Et encore le manque de sens à une vie qui n’est que survie et rejet d’une bonne part de la société. De même que l’incompréhension face à des règles si difficiles à décoder ou si stigmatisantes qu’elles conduisent à un taux de non-recours au revenu de solidarité active (RSA) d’environ 50 % (soit une « économie » annuelle de 5 milliards d’euros ! Plus que le rendement total de l’impôt de solidarité sur la fortune).

Voisins bienveillants

Pourtant, les voisins sont souvent attentifs et bienveillants ; seuls les hostiles s’expriment, mais les autres agissent en silence. Malheureusement, les politiques et les médias, pour la plupart, ne retiennent que les opposants aux plus démunis, confortant ceux-ci dans un fort sentiment de rejet par la société.

Au total, en 2015, 497 personnes ont été recensées par le collectif Les Morts de la rue comme étant mortes à la rue. Avec une moyenne d’âge de 49 ans, alors que l’âge moyen de décès chez les hommes est de 79 ans en France.

Si le suicide ne tient nullement la première place dans les causes de décès avérées de ces personnes, l’usure et l’épuisement liés à ce type de vie sont tout à fait essentiels et appellent des réponses pratiques assez évidentes, de mise à l’abri notamment.

Mais un changement de regard est indispensable. Il ne serait aussi que justice pour redonner figure humaine et dignité à ces personnes : les « profiteurs » sont bien moins nombreux que les perdants. Les fraudes au revenu de solidarité active (RSA) ne comptent que pour une soixantaine de millions d’euros alors que le non-recours au RSA pour des personnes qui y auraient droit se monte à plus de 5 milliards d’euros. Le non-recours aux dispositifs de la couverture maladie universelle (CMU) affecte des millions de personnes alors que la fraude à la CMU ne concerne, chaque année, que quelque 800 – pas plus ! – individus. Malgré des conditions de vie très rudes et un marché de l’emploi qui ne les attend nullement, entre un quart et un tiers des personnes à la rue travaillent…

Commentaires sentencieux

Alors, vraiment, cessons ce discours insupportable et faux selon lequel tous les pauvres seraient des « salauds profiteurs », des assistés courant après toutes les protections du système ; sachons reconnaître aussi que les migrants n’ont, pour un très grand nombre d’entre eux, aucun accès à nos couvertures sociales.

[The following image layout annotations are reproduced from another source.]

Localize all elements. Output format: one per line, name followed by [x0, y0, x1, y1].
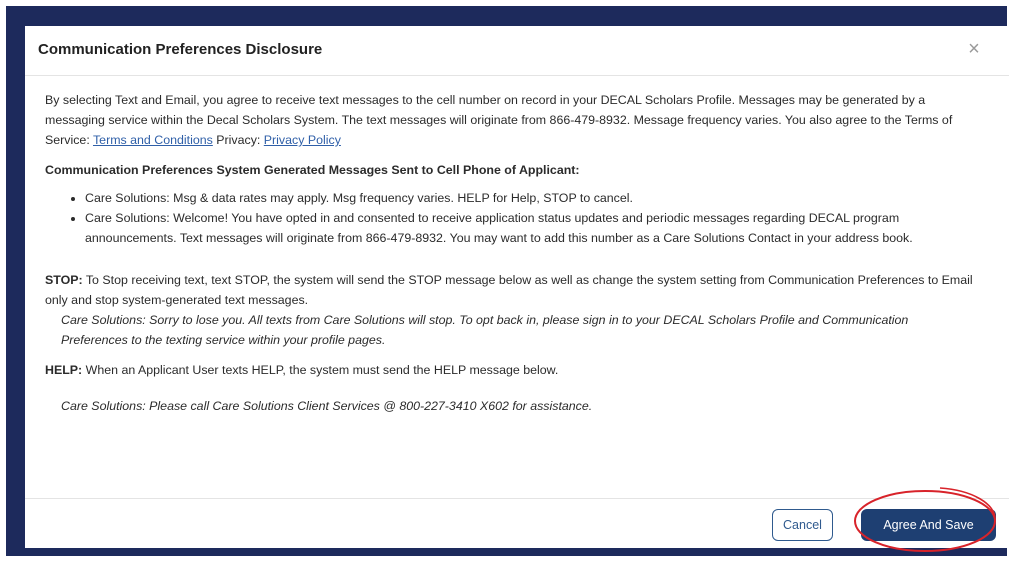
privacy-label: Privacy:	[212, 133, 264, 147]
list-item: Care Solutions: Welcome! You have opted …	[85, 208, 975, 248]
modal-title: Communication Preferences Disclosure	[38, 41, 323, 58]
cancel-button[interactable]: Cancel	[772, 509, 833, 541]
stop-message: Care Solutions: Sorry to lose you. All t…	[61, 313, 909, 347]
terms-and-conditions-link[interactable]: Terms and Conditions	[93, 133, 213, 147]
help-text: When an Applicant User texts HELP, the s…	[82, 363, 559, 377]
stop-paragraph: STOP: To Stop receiving text, text STOP,…	[45, 270, 975, 310]
modal-footer: Cancel Agree And Save	[25, 498, 1009, 548]
intro-paragraph: By selecting Text and Email, you agree t…	[45, 90, 975, 150]
communication-preferences-modal: Communication Preferences Disclosure × B…	[25, 26, 1009, 548]
help-label: HELP:	[45, 363, 83, 377]
screenshot-frame: Communication Preferences Disclosure × B…	[0, 0, 1009, 561]
stop-label: STOP:	[45, 273, 83, 287]
agree-and-save-button[interactable]: Agree And Save	[861, 509, 996, 541]
modal-body: By selecting Text and Email, you agree t…	[45, 90, 975, 416]
modal-header: Communication Preferences Disclosure ×	[25, 26, 1009, 76]
section-title: Communication Preferences System Generat…	[45, 163, 580, 177]
help-message: Care Solutions: Please call Care Solutio…	[61, 399, 593, 413]
message-list: Care Solutions: Msg & data rates may app…	[45, 188, 975, 248]
close-icon[interactable]: ×	[963, 38, 985, 60]
privacy-policy-link[interactable]: Privacy Policy	[264, 133, 341, 147]
list-item: Care Solutions: Msg & data rates may app…	[85, 188, 975, 208]
stop-text: To Stop receiving text, text STOP, the s…	[45, 273, 973, 307]
help-paragraph: HELP: When an Applicant User texts HELP,…	[45, 360, 975, 380]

Tous, certes, ne sont pas anges. Mais, d’une part, les contrôles et l’autocensure des plus pauvres sont tels que les débordements sont finalement restreints et, d’autre part, le courage que manifestent la plupart au quotidien devrait forcer notre admiration plutôt que susciter le rejet de nombre de nos dirigeants et hommes et femmes de médias.

Les filets de sécurité de ces derniers sont généralement très efficaces, ce qui rend d’autant plus impudiques leurs commentaires sentencieux ! On aimerait qu’ils testent, ne fût-ce qu’une semaine, la survie avec ce dont disposent ces « assistés » du système…

Changer de regard et être capable réellement de se mettre à la place ou du moins à côté de l’autre, c’est ce qui leur redonnera leur humanité ; c’est aussi cela qui permettra d’éviter ces morts.